La población somalí no escapa al fenómeno, agravado por problemas políticos como el hecho de que hace 21 años en su país no existe un Gobierno central.
Además de estos factores, se imbrican otros que junto a la actual sequía, la mayor en 60 años, conforman una mezcla lo suficientemente mortífera: una economía vulnerable y no diversificada heredada del colonialismo, la dependencia de la ayuda externa y el resultado desastroso de la aplicación de los programas de ajuste estructural del Banco Mundial (BM) y el Fondo Monetario Internacional (FMI).
El zarpazo neoliberal
Luego de su independencia en 1960, aún quedaban rezagos del colonialismo que dislocaron la economía tradicional de Somalia, basada en el intercambio entre los agricultores de los valles fértiles del sur con las tribus pastoriles que ocupaban las partes más secas del territorio. Una vez rota esta forma de relación, los somalíes dependían totalmente de la administración colonial.
No obstante, a partir de los años 60 del pasado siglo, esa nación alcanzó indicadores económicos y sociales añorados hoy por ese pueblo, que llegó a tener sanidad y enseñanza aceptables, mientras el desarrollo de la agricultura y la ganadería lo convertían en autosuficiente para alimentar a su población, a pesar de la recurrente ausencia de las lluvias.
En ese momento, Somalia contaba con el respaldo de la antigua URSS; pero luego de que sus autoridades de entonces decidieran atacar Etiopía para anexarse la región del Ogadén, la mediación soviética logró un acuerdo de paz que no fue respetado por Mogadiscio, y el país se alió a Estados Unidos. A partir de entonces comenzaron los problemas. Con ese viraje, el Estado somalí abrió las puertas de la nación al BM y el FMI con sus recetas neoliberales, presentadas como el boleto al desarrollo y la prosperidad y que resultaron, como en todos los demás países en los que se aplicaron, un total fracaso, y condujeron a una dependencia completa de esos organismos financieros internacionales.

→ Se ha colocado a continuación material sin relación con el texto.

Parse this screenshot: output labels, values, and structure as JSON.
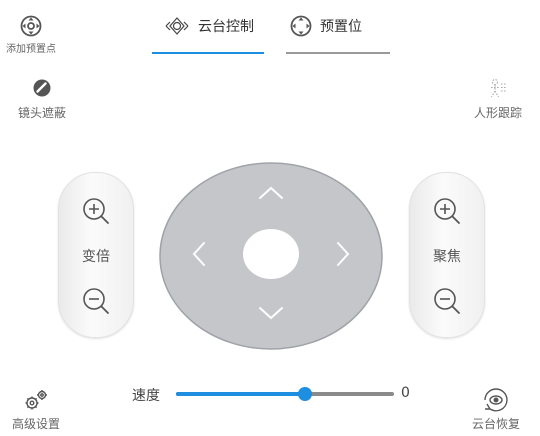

El amplio paquete dictado por el Fondo y el Banco Mundial incluía las fuertes devaluaciones de la moneda nacional que engrosaron hasta niveles asfixiantes las deudas contraídas; la reducción del gasto sanitario en un 78 por ciento desde 1975 a 1989; el de educación, de 82 dólares anuales por niño a apenas dos dólares en 1986. Sin embargo, los gastos militares alcanzaron los 200 millones de dólares en la década de los 80.
La entrada masiva de productos subvencionados de multinacionales agroindustriales norteamericanas y europeas, hizo desleal competencia a los campesinos de Somalia. Así, la imposición de la importación de alimentos resultó funesta para la agricultura y la ganadería, base de la subsistencia del pueblo somalí. Ello, además del fomento de la política de monocultivos para la exportación, forzó paulatinamente el abandono del campo.
Estas acciones, junto a las privatizaciones y medidas de liberalización financiera, también impulsadas por el FMI y el BM, dispararon la deuda de poco más de mil millones de dólares en 1981 a 2 300 millones en 1990.
En la actualidad, el monto es de 3 000 millones de dólares (más del 300 por ciento en relación a su PIB) y podría ser mayor, de no ser porque una vez que colapsó el Estado, las entidades financieras occidentales dejaron de prestarle dinero sabedoras de las dificultades para recuperarlo en un país donde no existe siquiera un banco central.
Según la Campaña Quién debe a Quién, en estos años el aumento de la deuda externa somalí se debió principalmente a intereses por impagos que se acumulan a la deuda pendiente (incluyendo la principal y los intereses por créditos). Desde 1991, el Gobierno de Somalia solo ha realizado un pago de servicio de deuda en 1996 (2,7 millones de dólares) por lo que, de facto, se trata de un Estado en suspensión de pagos.
La destrucción de la economía y la caída de los indicadores sociales constituyeron la base de la guerra en ese país a partir de 1991, y de la desintegración de la sociedad y del Estado.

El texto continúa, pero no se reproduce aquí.